La posizione di Coldiretti

Il presidente di Coldiretti Sergio Marini ha espresso sostegno all’iniziativa del Ministro Luca Zaia e del Commissario Europeo all’agricoltura Mariann Fischer Boel per escludere numerosi prodotti agricoli di interesse nazionale, quali gli agrumi, il riso, i fiori recisi, le patate e numerosi ortofrutticoli dalla lista dei prodotti tropicali. «Il processo di liberalizzazione non può che essere legato al rispetto di regole comuni per quanto riguarda standard e trasparenza sulla provenienza dei prodotti per combattere i fenomeni di concorrenza sleale che fanno sentire pesantemente gli effetti sul Made in Italy» ha detto Marini.

La posizione di Tradewatch

Secondo Tradewatch non si tratta di uno scontro fra nord e sud del mondo ma fra due modelli: «Se il Doha Round verrò concluso, i principali beneficiari della liberalizzazione saranno le grandi imprese, ma con pesanti ripercussioni sull’ambiente e sui lavoratori, gli agricoltori, le donne, i consumatori di tutto il pianeta» riporta una nota l’osservatorio, promosso dalla Crbm, Crocevia, Fair, Fondazione per la Responsabilità Etica e numerose altre associazioni. Tradewatch chiede all’Italia di non firmare e afferma che «i maggiori perdenti saranno i Paesi più poveri e quelli in crisi come il nostro». «Le proiezioni economiche nel caso di un eventuale accordo si tradurrebbero, secondo diversi think thank, tra cui la stessa Banca Mondiale, in una progressiva perdita di posti di lavoro, in una riduzione dello spazio politico e nella perdita di entrate tariffarie per i Paesi in via di sviluppo che saranno di gran lunga superiori ai presunti benefici che deriveranno dal Development Round».
Tradewatch fa notare che se da un lato Usa ed Europa predicano la liberalizzazione dei mercati dall’altro «continuano a sovvenzionare i loro esportatori agro-alimentari, mettendo milioni di piccoli agricoltori in casa propria e nei Paesi in via di sviluppo a rischio sostenibilità.
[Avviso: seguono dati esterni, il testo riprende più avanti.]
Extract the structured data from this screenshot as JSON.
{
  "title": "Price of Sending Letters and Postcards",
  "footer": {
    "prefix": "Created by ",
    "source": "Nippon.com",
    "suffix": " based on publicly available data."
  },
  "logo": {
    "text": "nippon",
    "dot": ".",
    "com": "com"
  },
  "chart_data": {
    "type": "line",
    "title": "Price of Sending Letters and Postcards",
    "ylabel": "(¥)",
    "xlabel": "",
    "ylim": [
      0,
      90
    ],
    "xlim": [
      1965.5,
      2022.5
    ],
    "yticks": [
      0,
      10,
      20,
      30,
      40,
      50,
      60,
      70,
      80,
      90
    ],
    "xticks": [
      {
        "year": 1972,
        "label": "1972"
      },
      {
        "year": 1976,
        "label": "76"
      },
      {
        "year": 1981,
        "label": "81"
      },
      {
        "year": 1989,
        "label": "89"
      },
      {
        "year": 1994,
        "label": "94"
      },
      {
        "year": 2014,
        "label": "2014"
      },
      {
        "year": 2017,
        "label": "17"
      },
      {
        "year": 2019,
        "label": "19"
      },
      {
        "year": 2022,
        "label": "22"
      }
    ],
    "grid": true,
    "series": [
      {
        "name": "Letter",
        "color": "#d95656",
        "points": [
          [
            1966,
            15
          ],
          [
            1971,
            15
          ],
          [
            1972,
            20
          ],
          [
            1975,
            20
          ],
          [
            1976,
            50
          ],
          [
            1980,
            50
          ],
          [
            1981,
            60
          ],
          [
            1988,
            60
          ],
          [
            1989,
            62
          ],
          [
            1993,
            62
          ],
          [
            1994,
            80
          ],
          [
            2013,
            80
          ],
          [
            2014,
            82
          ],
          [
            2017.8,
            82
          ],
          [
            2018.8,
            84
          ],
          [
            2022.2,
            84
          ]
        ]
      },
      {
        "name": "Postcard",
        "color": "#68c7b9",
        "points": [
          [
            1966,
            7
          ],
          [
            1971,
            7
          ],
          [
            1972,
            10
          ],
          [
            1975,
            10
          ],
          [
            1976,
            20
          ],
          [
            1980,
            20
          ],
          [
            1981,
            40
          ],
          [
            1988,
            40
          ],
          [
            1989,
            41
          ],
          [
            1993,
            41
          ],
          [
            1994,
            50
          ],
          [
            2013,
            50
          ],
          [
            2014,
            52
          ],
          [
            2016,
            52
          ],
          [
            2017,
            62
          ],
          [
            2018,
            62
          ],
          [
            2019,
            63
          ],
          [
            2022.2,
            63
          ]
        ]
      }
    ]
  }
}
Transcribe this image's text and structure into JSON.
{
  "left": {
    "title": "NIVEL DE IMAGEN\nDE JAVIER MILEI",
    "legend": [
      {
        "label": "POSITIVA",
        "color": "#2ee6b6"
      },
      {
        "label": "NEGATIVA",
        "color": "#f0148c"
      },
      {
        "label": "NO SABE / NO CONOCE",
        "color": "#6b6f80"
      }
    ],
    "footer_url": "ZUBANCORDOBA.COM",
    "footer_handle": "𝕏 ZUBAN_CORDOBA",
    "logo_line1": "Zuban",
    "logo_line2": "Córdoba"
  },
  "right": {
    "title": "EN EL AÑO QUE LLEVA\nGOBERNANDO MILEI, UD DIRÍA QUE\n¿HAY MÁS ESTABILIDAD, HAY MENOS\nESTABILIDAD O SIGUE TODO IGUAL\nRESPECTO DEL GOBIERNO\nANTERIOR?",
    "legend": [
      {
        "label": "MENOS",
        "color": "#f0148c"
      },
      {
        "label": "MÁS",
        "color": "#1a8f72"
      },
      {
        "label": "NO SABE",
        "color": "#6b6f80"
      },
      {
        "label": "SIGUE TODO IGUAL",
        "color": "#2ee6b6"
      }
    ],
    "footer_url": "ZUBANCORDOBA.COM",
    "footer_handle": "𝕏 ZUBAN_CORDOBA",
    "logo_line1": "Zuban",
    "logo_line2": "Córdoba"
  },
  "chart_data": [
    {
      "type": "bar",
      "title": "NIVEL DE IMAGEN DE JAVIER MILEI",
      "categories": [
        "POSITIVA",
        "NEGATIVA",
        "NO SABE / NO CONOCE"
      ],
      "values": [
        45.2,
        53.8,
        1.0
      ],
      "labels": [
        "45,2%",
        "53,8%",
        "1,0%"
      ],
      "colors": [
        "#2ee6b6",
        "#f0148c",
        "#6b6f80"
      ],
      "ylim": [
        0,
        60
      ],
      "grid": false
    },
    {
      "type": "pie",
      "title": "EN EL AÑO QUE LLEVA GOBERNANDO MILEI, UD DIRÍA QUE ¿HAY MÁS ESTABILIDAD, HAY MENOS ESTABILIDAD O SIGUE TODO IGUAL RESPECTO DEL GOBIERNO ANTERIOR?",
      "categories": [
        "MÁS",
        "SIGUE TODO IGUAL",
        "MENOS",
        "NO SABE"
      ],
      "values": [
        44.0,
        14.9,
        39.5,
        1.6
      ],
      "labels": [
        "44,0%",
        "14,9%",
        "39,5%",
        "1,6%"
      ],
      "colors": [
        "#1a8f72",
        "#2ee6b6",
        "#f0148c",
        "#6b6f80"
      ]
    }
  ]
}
Una politica scandalosa, soprattutto se sostenuta di fronte a una crisi alimentare globale»

Dicono gli Usa
Oggi il rappresentante americano per il Commercio, Susan Schwab, ha detto che gli Stati Uniti sono pronti a lavorare per un accordo sul commercio mondiale, ma solo se le altre nazioni, in particolare quelle emergenti, apriranno i loro mercati. «Quando si tratta di negoziati commerciali, la maggior parte del contributo deve venire dalla liberalizzazione del mercato piuttosto che dai sussidi» ha spiegato. Schwab ha ribadito che Washington è pronta a dare il proprio contributo per il successo dei negoziati ma deve vedere contributi anche da parte delle economie emergenti.


Dicono i “Paesi in via di sviluppo”
All’apertura del summit odierno un comunicato congiunto sottoscritto da un vasto schieramento di nazioni in via di sviluppo afferma: «La maggioranza dei contadini del mondo abita in paesi emergenti. Essi continuano a essere oppressi da gigantesche distorsioni del commercio internazionale, create dai sussidi e dalle proibitive barriere tariffarie dei paesi sviluppati. Affrontare queste distorsioni in modo efficace è la più importante missione incompiuta del Wto».

E i Paesi emergenti?
Il ministro dell’economia tedesca Michael Glos ha chiesto ai paesi emergenti di avere più coraggio: «Paesi come Brasile, India e Cina non hanno il diritto di nascondersi dietro il marchio di paesi in via di sviluppo. Si tratta di vere e proprie potenze economiche che devono assumersi in pieno l’onore della crescita globale».